Le financement des frais de conservation. L’indivisaire peut employer, à cet effet, les fonds indivis qu’il détient, car il est réputé en avoir la libre disposition à l’égard des tiers. À défaut de fonds de l’indivision, il a le droit d’obliger ses coïndivisaires à participer aux dépenses nécessaires (Code civil, art.  815-2, al. 2 et 3).

En outre, sur la possibilité pour l’indivisaire ne détenant pas de fonds indivis pour financer les mesures conservatoires, d’obtenir des fonds indivis détenus par un tiers ; sur le remboursement de l’indivisaire qui a fait l’avance des frais conservatoires.

 

  1. Prérogatives personnelles des indivisaires

 

  1. Jouissance des biens indivis

Chaque indivisaire a vocation à faire personnellement des actes matériels d’usage et de jouissance sur les biens indivis (Code civil, art 815-9). L’exercice de tels actes nécessite le plus souvent un accord afin de concilier les droits concurrents des indivisaires (tous les indivisaires ont une vocation égale au même usage). Une convention peut ainsi réserver à l’un des indivisaires la jouissance privative d’un bien indivis (si elle porte sur un fonds rural, étant conclue en application d’un texte particulier, l’article 815-9 du Code civil, elle paraît échapper au statut des baux ruraux).
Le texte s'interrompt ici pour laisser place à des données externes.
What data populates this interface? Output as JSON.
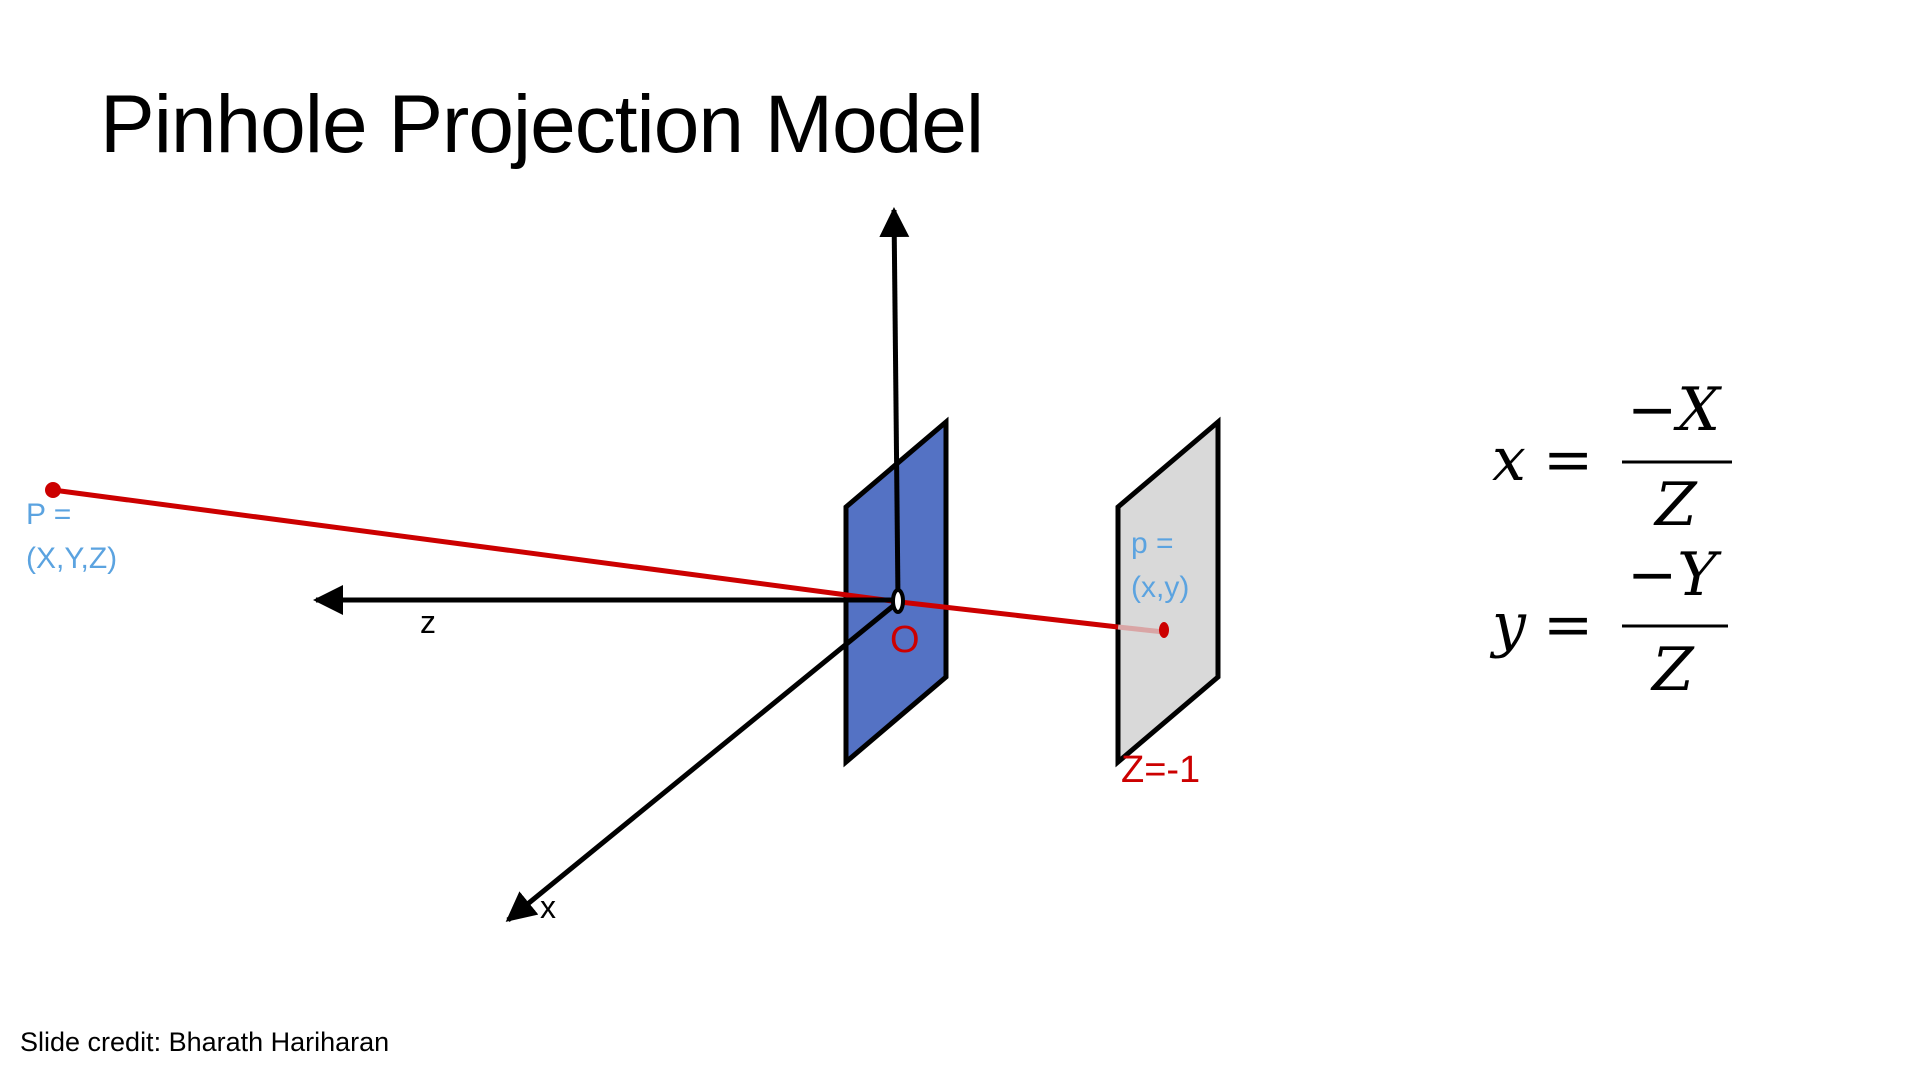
{
  "slide": {
    "title": "Pinhole Projection Model",
    "credit": "Slide credit: Bharath Hariharan"
  },
  "diagram": {
    "axis_labels": {
      "z": "z",
      "x": "x"
    },
    "origin_label": "O",
    "world_point": {
      "label_line1": "P =",
      "label_line2": "(X,Y,Z)"
    },
    "image_point": {
      "label_line1": "p =",
      "label_line2": "(x,y)"
    },
    "image_plane_label": "Z=-1",
    "colors": {
      "ray": "#cc0000",
      "ray_behind": "#d9a5a5",
      "pinhole_plane": "#5472c4",
      "image_plane": "#d9d9d9",
      "point_label": "#5ba3e0",
      "axis": "#000000",
      "red_label": "#cc0000"
    }
  },
  "equations": {
    "x": {
      "lhs": "x",
      "equals": "=",
      "numerator": "−X",
      "denominator": "Z"
    },
    "y": {
      "lhs": "y",
      "equals": "=",
      "numerator": "−Y",
      "denominator": "Z"
    }
  }
}
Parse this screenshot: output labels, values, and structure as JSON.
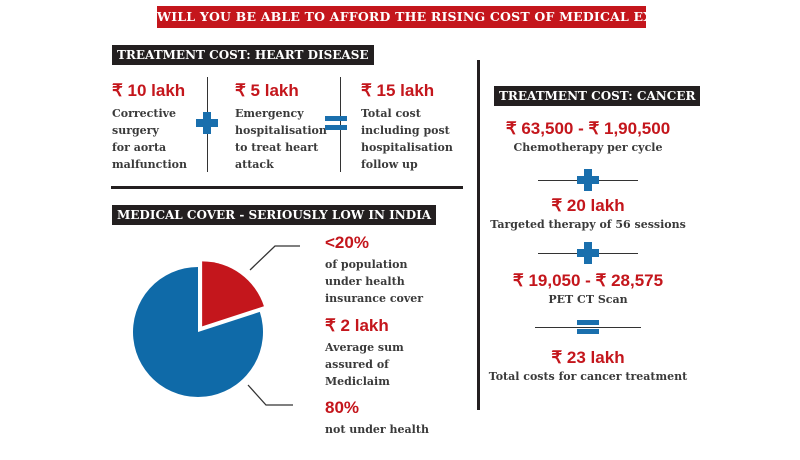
{
  "title": "WILL YOU BE ABLE TO AFFORD THE RISING COST OF MEDICAL EXPENSES",
  "heart": {
    "header": "TREATMENT COST: HEART DISEASE",
    "items": [
      {
        "amount": "₹ 10 lakh",
        "lines": [
          "Corrective",
          "surgery",
          "for aorta",
          "malfunction"
        ]
      },
      {
        "amount": "₹ 5 lakh",
        "lines": [
          "Emergency",
          "hospitalisation",
          "to treat heart",
          "attack"
        ]
      },
      {
        "amount": "₹ 15 lakh",
        "lines": [
          "Total cost",
          "including post",
          "hospitalisation",
          "follow up"
        ]
      }
    ],
    "operators": [
      "plus-icon",
      "equals-icon"
    ]
  },
  "cover": {
    "header": "MEDICAL COVER - SERIOUSLY LOW IN INDIA",
    "pie": {
      "covered_percent": 20,
      "not_covered_percent": 80,
      "colors": {
        "covered": "#c4161c",
        "not_covered": "#0f6aa8"
      }
    },
    "stats": [
      {
        "value": "<20%",
        "lines": [
          "of population",
          "under health",
          "insurance cover"
        ]
      },
      {
        "value": "₹ 2 lakh",
        "lines": [
          "Average sum",
          "assured of",
          "Mediclaim"
        ]
      },
      {
        "value": "80%",
        "lines": [
          "not under health"
        ]
      }
    ]
  },
  "cancer": {
    "header": "TREATMENT COST: CANCER",
    "items": [
      {
        "amount": "₹ 63,500 - ₹ 1,90,500",
        "label": "Chemotherapy per cycle"
      },
      {
        "amount": "₹ 20 lakh",
        "label": "Targeted therapy of 56 sessions"
      },
      {
        "amount": "₹ 19,050 - ₹ 28,575",
        "label": "PET CT Scan"
      },
      {
        "amount": "₹ 23 lakh",
        "label": "Total costs for cancer treatment"
      }
    ]
  },
  "colors": {
    "accent_red": "#c4161c",
    "accent_blue": "#1a6fad",
    "header_bg": "#231f20"
  }
}
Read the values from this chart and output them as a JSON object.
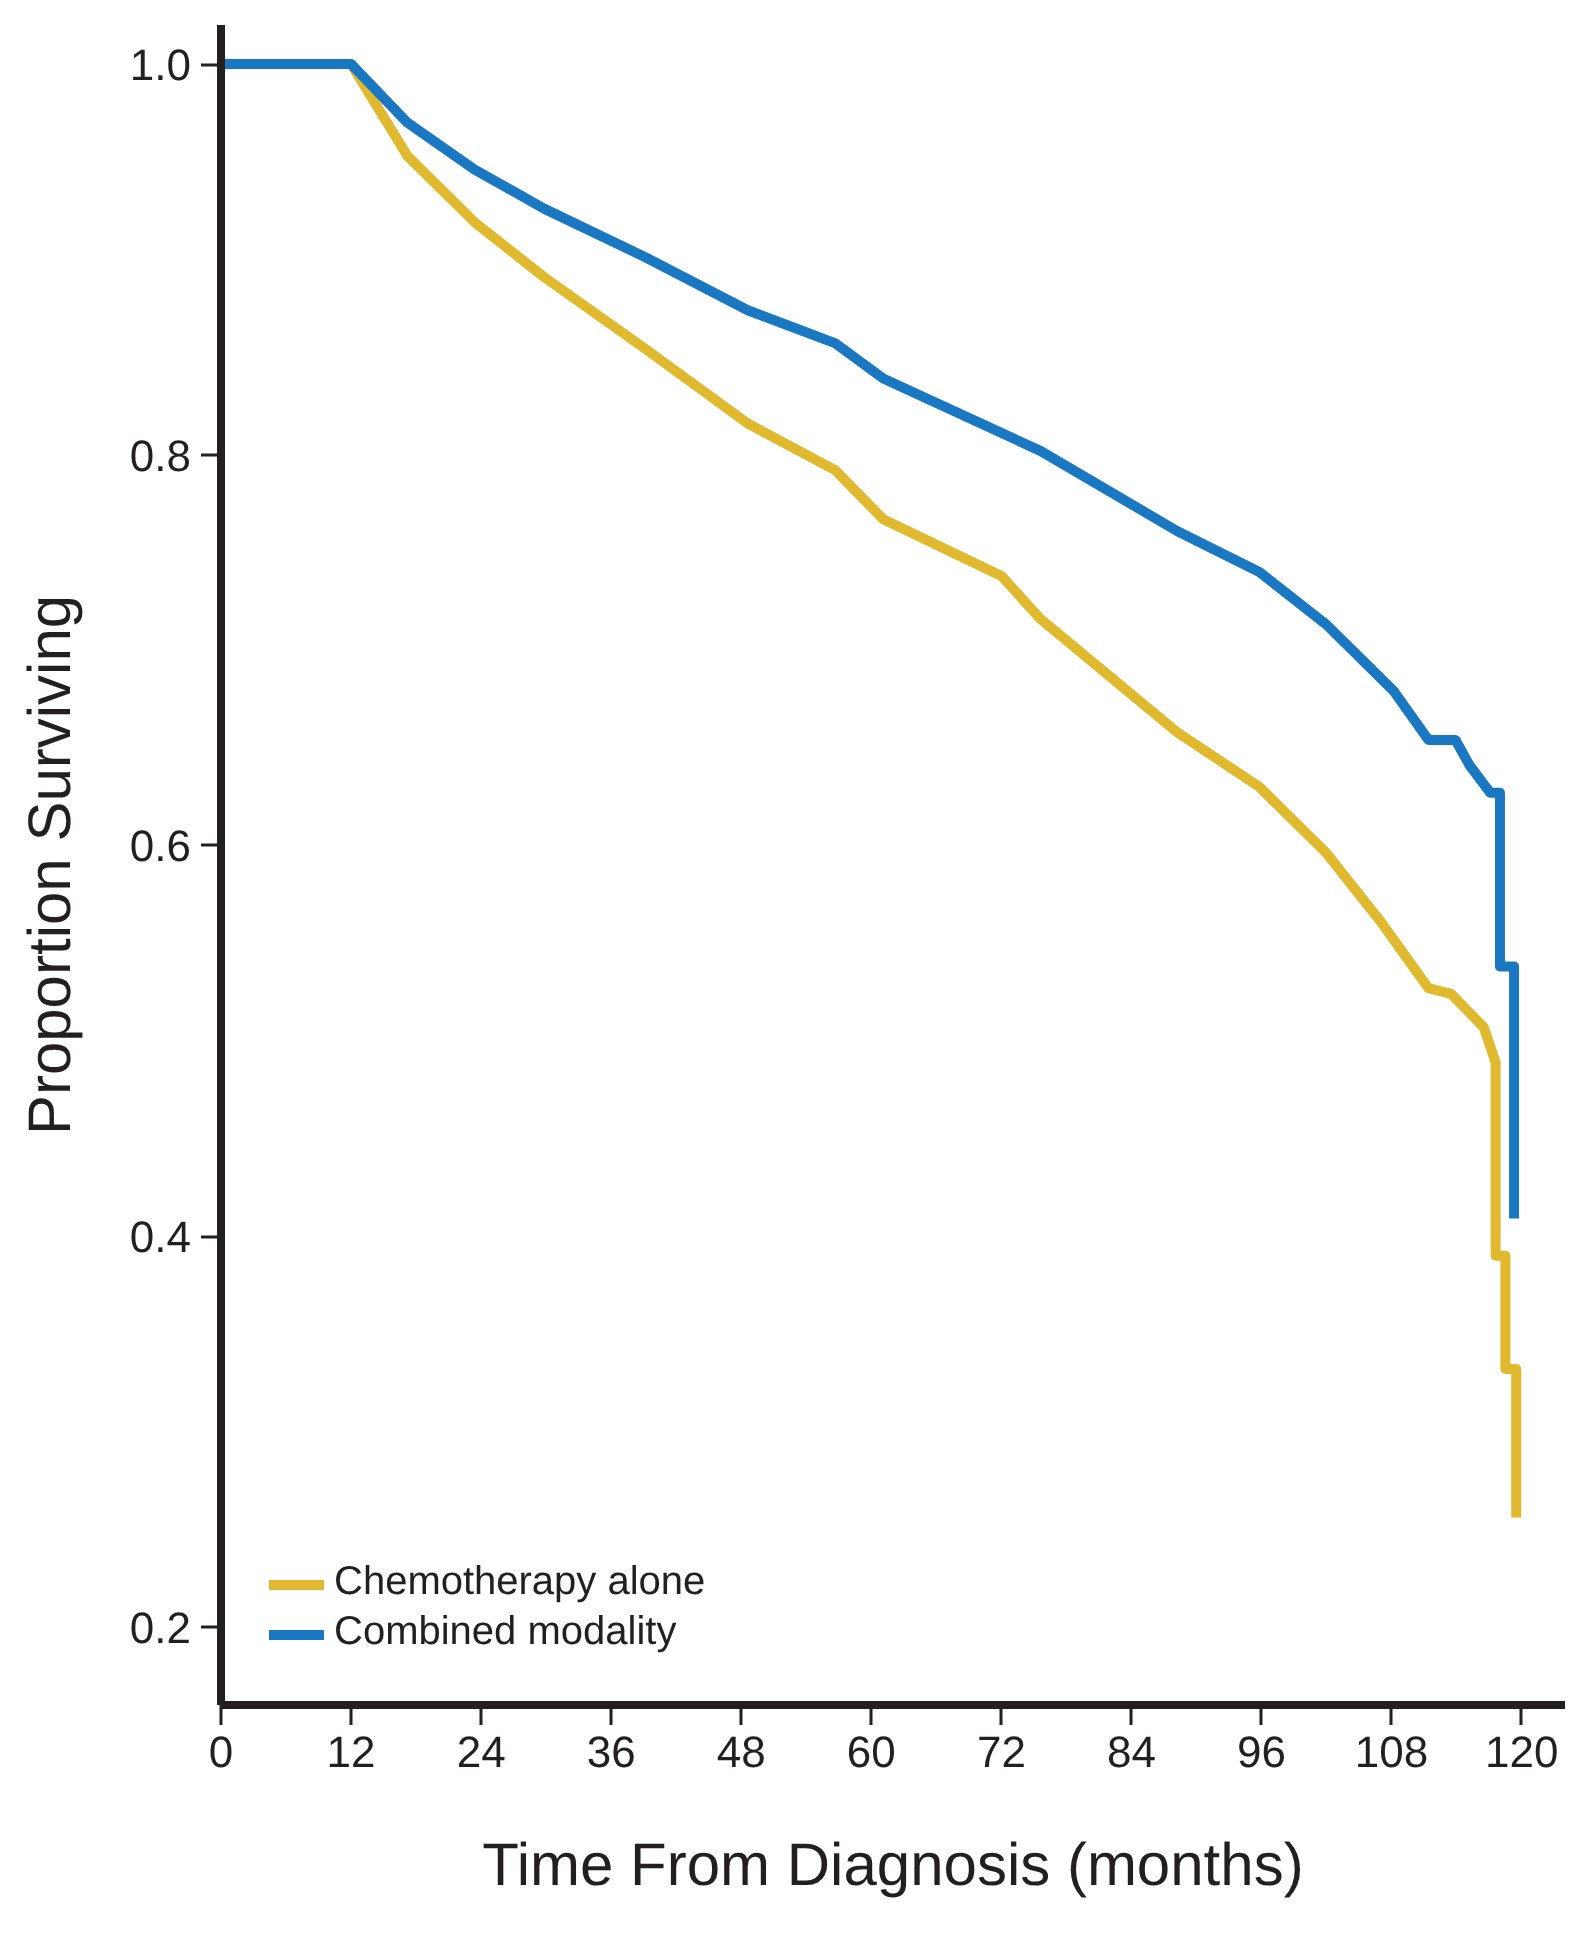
{
  "chart_data": {
    "type": "line",
    "xlabel": "Time From Diagnosis (months)",
    "ylabel": "Proportion Surviving",
    "xlim": [
      0,
      124
    ],
    "ylim": [
      0.16,
      1.02
    ],
    "xticks": [
      0,
      12,
      24,
      36,
      48,
      60,
      72,
      84,
      96,
      108,
      120
    ],
    "yticks": [
      0.2,
      0.4,
      0.6,
      0.8,
      {
        "value": 1,
        "label": "1.0"
      }
    ],
    "grid": false,
    "legend": "bottom left",
    "marker": "none",
    "line_style": "solid",
    "series": [
      {
        "name": "Chemotherapy alone",
        "color": "#e0b92f",
        "x": [
          0,
          12,
          17.2,
          23.4,
          29.8,
          39.2,
          48.6,
          56.7,
          61.1,
          72,
          75.6,
          88.2,
          95.8,
          102,
          107,
          111.4,
          113.5,
          116.5,
          117.6,
          117.6,
          118.5,
          118.5,
          119.5,
          119.5
        ],
        "values": [
          1.0,
          1.0,
          0.953,
          0.919,
          0.891,
          0.854,
          0.816,
          0.792,
          0.767,
          0.738,
          0.716,
          0.658,
          0.63,
          0.596,
          0.561,
          0.527,
          0.524,
          0.507,
          0.489,
          0.39,
          0.39,
          0.332,
          0.332,
          0.256
        ]
      },
      {
        "name": "Combined modality",
        "color": "#1a78c2",
        "x": [
          0,
          12,
          17.2,
          23.4,
          29.8,
          39.2,
          48.6,
          56.7,
          61.1,
          75.6,
          88.2,
          95.8,
          102,
          108.2,
          111.4,
          113.9,
          115.2,
          117.1,
          118,
          118,
          119.3,
          119.3
        ],
        "values": [
          1.0,
          1.0,
          0.97,
          0.946,
          0.926,
          0.901,
          0.874,
          0.857,
          0.839,
          0.802,
          0.761,
          0.74,
          0.713,
          0.679,
          0.654,
          0.654,
          0.641,
          0.627,
          0.627,
          0.538,
          0.538,
          0.409
        ]
      }
    ]
  }
}
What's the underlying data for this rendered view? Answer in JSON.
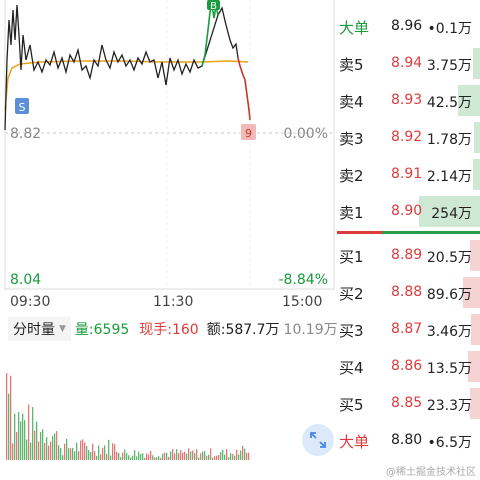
{
  "chart": {
    "price_top_left": "",
    "ref_price": "8.82",
    "ref_pct": "0.00%",
    "low_price": "8.04",
    "low_pct": "-8.84%",
    "marker_s": "S",
    "marker_b": "B",
    "marker_9": "9",
    "times": [
      "09:30",
      "11:30",
      "15:00"
    ],
    "colors": {
      "price_line": "#222222",
      "avg_line": "#e8a317",
      "up": "#1a9b3c",
      "down": "#e03b3b"
    }
  },
  "volume": {
    "selector_label": "分时量",
    "qty_label": "量:6595",
    "current_label": "现手:160",
    "amount_label": "额:587.7万",
    "max_label": "10.19万"
  },
  "order_book": {
    "big_sell": {
      "name": "大单",
      "price": "8.96",
      "vol": "•0.1万"
    },
    "asks": [
      {
        "name": "卖5",
        "price": "8.94",
        "vol": "3.75万",
        "bar": 0.05
      },
      {
        "name": "卖4",
        "price": "8.93",
        "vol": "42.5万",
        "bar": 0.15
      },
      {
        "name": "卖3",
        "price": "8.92",
        "vol": "1.78万",
        "bar": 0.04
      },
      {
        "name": "卖2",
        "price": "8.91",
        "vol": "2.14万",
        "bar": 0.05
      },
      {
        "name": "卖1",
        "price": "8.90",
        "vol": "254万",
        "bar": 0.42
      }
    ],
    "bids": [
      {
        "name": "买1",
        "price": "8.89",
        "vol": "20.5万",
        "bar": 0.07
      },
      {
        "name": "买2",
        "price": "8.88",
        "vol": "89.6万",
        "bar": 0.12
      },
      {
        "name": "买3",
        "price": "8.87",
        "vol": "3.46万",
        "bar": 0.06
      },
      {
        "name": "买4",
        "price": "8.86",
        "vol": "13.5万",
        "bar": 0.08
      },
      {
        "name": "买5",
        "price": "8.85",
        "vol": "23.3万",
        "bar": 0.07
      }
    ],
    "big_buy": {
      "name": "大单",
      "price": "8.80",
      "vol": "•6.5万"
    }
  },
  "watermark": "@稀土掘金技术社区"
}
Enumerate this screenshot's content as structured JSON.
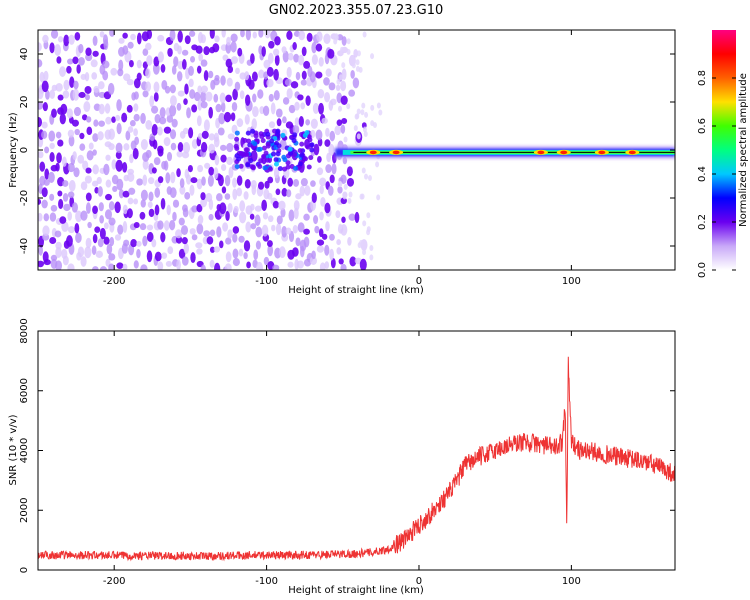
{
  "title": "GN02.2023.355.07.23.G10",
  "chart_data": [
    {
      "type": "heatmap",
      "xlabel": "Height of straight line (km)",
      "ylabel": "Frequency (Hz)",
      "xlim": [
        -250,
        168
      ],
      "ylim": [
        -50,
        50
      ],
      "xticks": [
        -200,
        -100,
        0,
        100
      ],
      "yticks": [
        -40,
        -20,
        0,
        20,
        40
      ],
      "colorbar": {
        "label": "Normalized spectral amplitude",
        "range": [
          0,
          1
        ],
        "ticks": [
          "0.0",
          "0.2",
          "0.4",
          "0.6",
          "0.8"
        ],
        "colormap": [
          "#ffffff",
          "#c8a8f8",
          "#6a00f0",
          "#0000ff",
          "#00c8ff",
          "#00ff80",
          "#40ff00",
          "#ffe000",
          "#ff6000",
          "#ff0000",
          "#ff0080"
        ]
      },
      "features": {
        "noise_region_x": [
          -250,
          -55
        ],
        "dense_cluster_center": [
          -95,
          0
        ],
        "ridge_x": [
          -55,
          168
        ],
        "ridge_frequency": -1,
        "ridge_hotspots_x": [
          -30,
          -15,
          80,
          95,
          120,
          140
        ]
      },
      "grid": false
    },
    {
      "type": "line",
      "xlabel": "Height of straight line (km)",
      "ylabel": "SNR (10 * v/v)",
      "xlim": [
        -250,
        168
      ],
      "ylim": [
        0,
        8000
      ],
      "xticks": [
        -200,
        -100,
        0,
        100
      ],
      "yticks": [
        0,
        2000,
        4000,
        6000,
        8000
      ],
      "color": "#ee3333",
      "series": [
        {
          "x": [
            -250,
            -220,
            -180,
            -140,
            -100,
            -80,
            -60,
            -40,
            -30,
            -20,
            -10,
            0,
            10,
            20,
            25,
            30,
            40,
            50,
            60,
            70,
            80,
            90,
            94,
            96,
            97,
            98,
            100,
            105,
            110,
            120,
            130,
            140,
            150,
            160,
            168
          ],
          "y": [
            500,
            500,
            480,
            470,
            500,
            500,
            520,
            550,
            600,
            700,
            1000,
            1500,
            2000,
            2600,
            3000,
            3500,
            3800,
            4000,
            4200,
            4300,
            4200,
            4100,
            4300,
            5500,
            1500,
            7000,
            4300,
            4000,
            4000,
            3900,
            3800,
            3700,
            3600,
            3400,
            3200
          ]
        }
      ],
      "grid": false
    }
  ]
}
Mais une jouissance exclusive peut être conférée tacitement.

L’indivisaire doit utiliser les biens indivis conformément à leur destination et dans la mesure compatible avec le droit des autres indivisaires. Il doit également tenir compte des actes passés régulièrement au cours de l’indivision. À défaut d’accord entre les intéressés, l’exercice du droit de jouissance est réglé, à titre provisoire, par le président du tribunal (Code civil, art.  815-9). Le président du tribunal de grande instance appelé à se prononcer sur les dissentiments entre les indivisaires relatifs à l’usage d’un bien indivis statue en la forme des référés et non en référé. Cela signifie qu’il a le pouvoir de statuer au fond lorsqu’il est saisi d’un désaccord entre les indivisaires.

Si un indivisaire outrepasse ses droits, modifie unilatéralement le bien indivis, tout autre indivisaire peut réagir immédiatement, sans attendre le partage, afin de faire cesser les actes abusifs ou excessifs et d’en obtenir réparation. Si un indivisaire occupe l’immeuble indivis depuis de nombreuses années sans avoir versé la moindre indemnité d’occupation et adopte un comportement tendant à retarder la vente de l’immeuble, le juge peut ordonner sous astreinte qu’il le libère, son maintien dans les lieux étant incompatible avec les droits égaux et concurrents de l’autre indivisaire.

 

  1. Indemnité d’occupation privative

L’indivisaire qui jouit privativement d’un bien indivis est, sauf convention contraire, redevable d’une indemnité (Code civil, art.  815-9, al. 2) ; pour l’application à l’indivision en usufruit.

L’indemnité est due même s’il n’est pas établi que le bien indivis ait été productif de revenus. Elle vient compenser la privation des autres indivisaires de l’exercice de leur propre droit d’usage.

Le caractère privatif de l’occupation d’un bien indivis s’apprécie uniquement par rapport aux autres indivisaires. L’occupation impliquant le versement d’une indemnité résulte de l’impossibilité, de droit ou de fait, pour les coïndivisaires d’user de la chose. À l’inverse, aucune indemnité n’est due si l’occupation de l’immeuble par un indivisaire n’exclut pas la même utilisation par les autres indivisaires.

L’occupation privative ne suppose donc pas nécessairement une occupation effective. L’indemnité est due même si la faculté d’occuper les lieux n’est pas effectivement exercée. C’est le cas, lorsqu’un indivisaire détient exclusivement les clés d’un appartement ou d’un immeuble indivis. Cette détention exclusive des clés est jugée constitutive d’une jouissance privative, sauf si l’indivisaire prouve que l’immeuble a été mis à la disposition des coïndivisaires. Mais la condamnation d’un indivisaire ayant quitté les lieux à remettre les clés est insuffisante pour caractériser la jouissance privative. Le fait que le bien indivis ne soit plus occupé que par un seul indivisaire est également impropre à caractériser une occupation privative.